Where did you have your hide tanned? I was sad to see Fox Valley go bye bye.


----------



## Bowdacious (Sep 16, 2007)

Ha Ha....excellent dodging of the question. The hide was tanned by a friend of mine that is a taxidermist. I was also sad to see Fox Valley go. I work right by there and it made it real convienent. Plus, it was fairly cheap. From what I understand they still will ship it out to their home store.....I haven't really checked into the price.


----------



## waltny (Sep 8, 2007)

If you want the truth, the white balance is off in each. Composition could be worked on(were you going for documentary type shot or something more dramatic?) and more even lighting or diffused light as to not throw shadows.

Congrats on the trophy .


----------



## Bowdacious (Sep 16, 2007)

Well, the deal is that I don't know much about this Photography thing. I don't even know what composition is or white balance....I don't know jack. I guess it is a lot more difficult than I thought.
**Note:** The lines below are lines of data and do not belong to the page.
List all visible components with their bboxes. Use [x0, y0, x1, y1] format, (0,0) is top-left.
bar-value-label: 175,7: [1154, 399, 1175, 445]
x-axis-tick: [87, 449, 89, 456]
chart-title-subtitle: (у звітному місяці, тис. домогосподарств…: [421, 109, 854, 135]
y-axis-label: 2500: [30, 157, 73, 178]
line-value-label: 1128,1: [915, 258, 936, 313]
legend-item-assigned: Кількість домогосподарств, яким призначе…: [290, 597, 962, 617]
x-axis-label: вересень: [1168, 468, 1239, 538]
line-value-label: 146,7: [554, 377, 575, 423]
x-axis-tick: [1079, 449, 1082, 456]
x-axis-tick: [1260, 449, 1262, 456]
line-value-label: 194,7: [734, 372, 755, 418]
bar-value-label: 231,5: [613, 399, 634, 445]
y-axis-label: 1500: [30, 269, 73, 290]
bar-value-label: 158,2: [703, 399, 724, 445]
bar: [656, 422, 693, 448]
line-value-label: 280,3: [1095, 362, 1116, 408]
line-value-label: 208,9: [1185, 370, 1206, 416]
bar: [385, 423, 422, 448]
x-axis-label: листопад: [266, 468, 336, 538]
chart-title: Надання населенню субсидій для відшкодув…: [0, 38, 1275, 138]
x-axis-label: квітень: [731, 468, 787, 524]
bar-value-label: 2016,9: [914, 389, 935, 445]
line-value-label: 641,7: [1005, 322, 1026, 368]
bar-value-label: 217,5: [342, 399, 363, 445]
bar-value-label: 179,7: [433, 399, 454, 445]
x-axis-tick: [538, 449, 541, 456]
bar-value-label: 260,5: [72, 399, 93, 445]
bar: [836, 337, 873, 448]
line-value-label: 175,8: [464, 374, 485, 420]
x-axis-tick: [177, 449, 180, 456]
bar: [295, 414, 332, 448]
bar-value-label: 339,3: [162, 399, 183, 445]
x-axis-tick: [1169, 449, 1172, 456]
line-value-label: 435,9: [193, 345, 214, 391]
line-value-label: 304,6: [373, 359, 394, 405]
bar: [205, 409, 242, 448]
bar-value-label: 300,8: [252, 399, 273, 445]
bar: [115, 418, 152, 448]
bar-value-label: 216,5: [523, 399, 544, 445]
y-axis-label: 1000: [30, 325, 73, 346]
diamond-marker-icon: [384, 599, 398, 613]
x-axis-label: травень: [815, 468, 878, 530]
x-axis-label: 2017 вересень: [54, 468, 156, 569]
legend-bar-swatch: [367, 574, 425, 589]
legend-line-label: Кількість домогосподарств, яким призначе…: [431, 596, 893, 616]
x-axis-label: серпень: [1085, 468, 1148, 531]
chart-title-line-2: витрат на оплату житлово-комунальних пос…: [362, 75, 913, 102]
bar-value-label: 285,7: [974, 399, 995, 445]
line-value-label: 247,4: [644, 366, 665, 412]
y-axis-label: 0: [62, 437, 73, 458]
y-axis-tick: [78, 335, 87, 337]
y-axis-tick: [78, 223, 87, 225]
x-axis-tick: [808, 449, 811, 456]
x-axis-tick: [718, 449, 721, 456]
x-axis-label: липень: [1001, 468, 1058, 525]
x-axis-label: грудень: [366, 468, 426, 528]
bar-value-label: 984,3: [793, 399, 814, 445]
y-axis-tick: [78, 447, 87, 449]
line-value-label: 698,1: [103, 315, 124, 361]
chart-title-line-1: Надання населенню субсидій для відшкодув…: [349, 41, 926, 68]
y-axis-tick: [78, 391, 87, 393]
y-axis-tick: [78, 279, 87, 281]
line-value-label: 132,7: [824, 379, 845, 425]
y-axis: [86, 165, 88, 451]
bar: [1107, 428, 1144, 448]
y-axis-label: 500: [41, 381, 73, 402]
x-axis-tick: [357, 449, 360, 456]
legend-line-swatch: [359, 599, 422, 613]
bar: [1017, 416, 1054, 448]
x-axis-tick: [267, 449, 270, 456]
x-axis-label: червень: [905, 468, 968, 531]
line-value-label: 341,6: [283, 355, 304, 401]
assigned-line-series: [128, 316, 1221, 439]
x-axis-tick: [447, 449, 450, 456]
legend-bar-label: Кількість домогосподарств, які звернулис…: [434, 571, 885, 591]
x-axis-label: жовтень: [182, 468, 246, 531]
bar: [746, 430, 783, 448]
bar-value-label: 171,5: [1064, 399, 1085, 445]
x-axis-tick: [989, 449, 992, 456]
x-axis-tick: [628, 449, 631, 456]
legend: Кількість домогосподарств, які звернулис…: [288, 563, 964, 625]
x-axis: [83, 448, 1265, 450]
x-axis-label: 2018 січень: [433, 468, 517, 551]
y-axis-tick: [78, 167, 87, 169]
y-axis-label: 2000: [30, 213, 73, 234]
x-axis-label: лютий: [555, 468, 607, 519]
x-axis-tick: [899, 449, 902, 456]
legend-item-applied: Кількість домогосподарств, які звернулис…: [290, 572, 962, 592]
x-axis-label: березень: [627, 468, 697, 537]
There seems to be more to it than just setting up some stuff and snapping a photo. :wink:


----------



## waltny (Sep 8, 2007)

If you got questions, we've got answers... If you want to get better dont be afraid to ask questions and be ready for the response. I remember when I first started out I didn take C&C well, probally still dont but if you dont get it and adjust fire as suggested then you will never get better. 
The shot you attempted is kind of a still life/product photography set up that requires a great understanding of light and with this style of photography you MAKE the photograph instead of TAKE the photograph. Ive been really into this lately if you want some pointers :wink: Im sure others here like thres wouldnt mind helping out also. 

All else fails, Im availible for cheap :mrgreen:


----------